Des marchés en perdition
Depuis le début du mois de Mai, les indices dévissent, tout en subissant de nombreux retournements de tendance en cours de séance.
Les indices actions européens ont continué de dévisser cette semaine, accumulant les retournements de tendance au cours de chaque séance de bourse, et ce pour la troisième semaine consécutive. Impacté par la forte baisse des bourses des pays d’Europe du Sud, à l’image de l’indice MIB (-2.4% sur la semaine), le DJ Eurostoxx50 cède 1.4% et chute de 5% sur les trois dernières semaines. Le Cac 40 résiste mieux et ne perd «que» 0.7% sur la semaine, soit -3% sur les trois dernières semaines. Outre-Atlantique, la bourse américaine consolide, à l’image de l’indice S&P500 (-0.3% sur la semaine). Très chahuté le début de l’année, le taux de change Euro/Dollar reste stable. L’Euro progresse de 0.3% face au Dollar et clôture la semaine à 1.4161$.
En Europe, la semaine a été riche en néologismes relatifs à l’avenir de la dette grecque. Les dirigeants européens ont successivement parlé de « reprofilage » et « restructuration douce » pour évoquer ce que tous ceux qui interviennent sur les marchés appellent depuis plusieurs semaines déjà une restructuration pure et simple de la dette grecque, probablement par extension de la maturité des titres en circulation. Une telle éventualité est loin de plaire à la Banque Centrale Européenne, premier établissement détenteur de titres de créance grecs pour un montant estimé à 50 Mlds d’Euros, et qui insiste sur le fait qu’une restructuration risquerait de diminuer la motivation du gouvernement grec à mener les réformes structurelles nécessaires afin de rééquilibrer durablement son budget. De surcroît, l’agence de notation Fitch, qui a dégradé de trois crans, à B+, la note de la dette souveraine grecque, a souligné à cette occasion qu’une extension de maturité serait considérée comme un défaut de l’Etat grec.

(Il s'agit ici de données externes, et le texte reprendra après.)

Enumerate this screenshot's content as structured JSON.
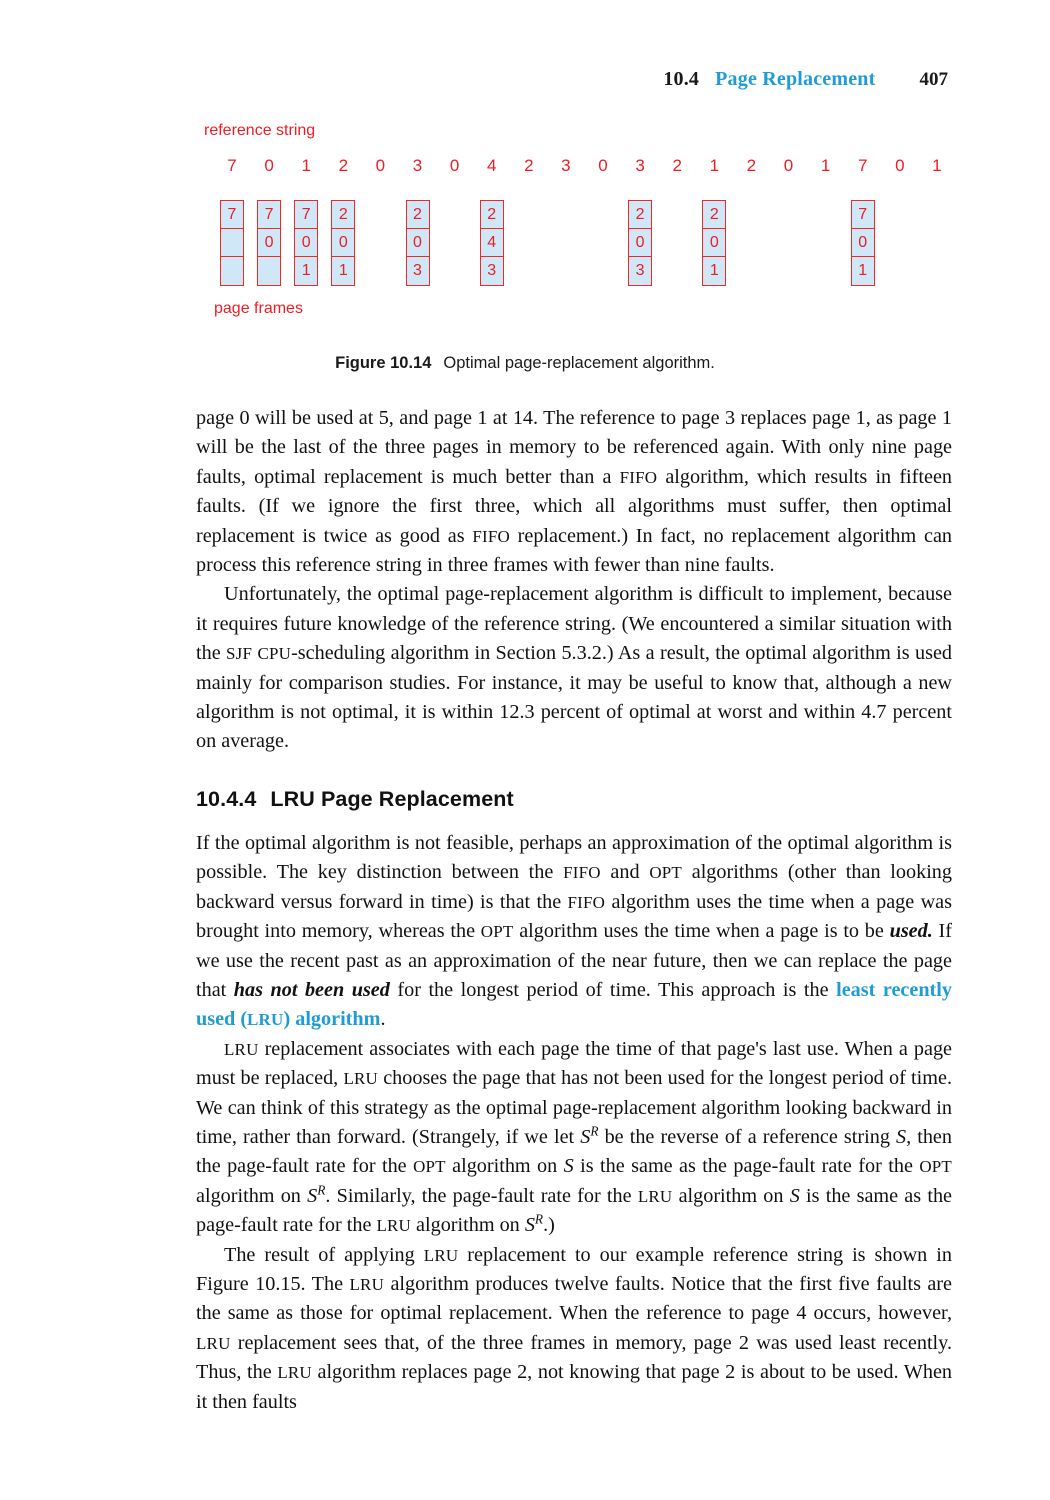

Aux Etats-Unis, les dernières publications d’indicateurs macro-économiques sont en berne. L’indicateur de la Fed de Philadelphie, notamment, est sorti à 3.9 contre 20 attendu et 18.5 le mois précédent. Impacté par la chute récente des matières premières, ce ralentissement ne pourrait être que provisoire et ne devrait pas remettre en cause l’amélioration de la situation économique aux Etats- Unis qu’indiquent les bons résultats des entreprises au premier trimestre. En outre, le cycle de fusion-acquisition fait toujours preuve d’une vigueur remarquable, à l’image de l’annonce du rachat de Skype par Microsoft. Une autre
société-internet s’est distinguée la semaine dernière : LinkedIn a, en effet, rencontré une demande exceptionnellement forte au cours de sa première journée de cotation, le titre affichant une progression de 110% à la clôture de Jeudi 19 Mai.
Du point de vue de l’analyse technique, le DJ Eurostoxx50 clôture la semaine juste au-dessous de sa moyenne à 200 jours. Les indicateurs militent pour une poursuite de la baisse vers les 2800 points (contre 2853 à la clôture de Vendredi soir).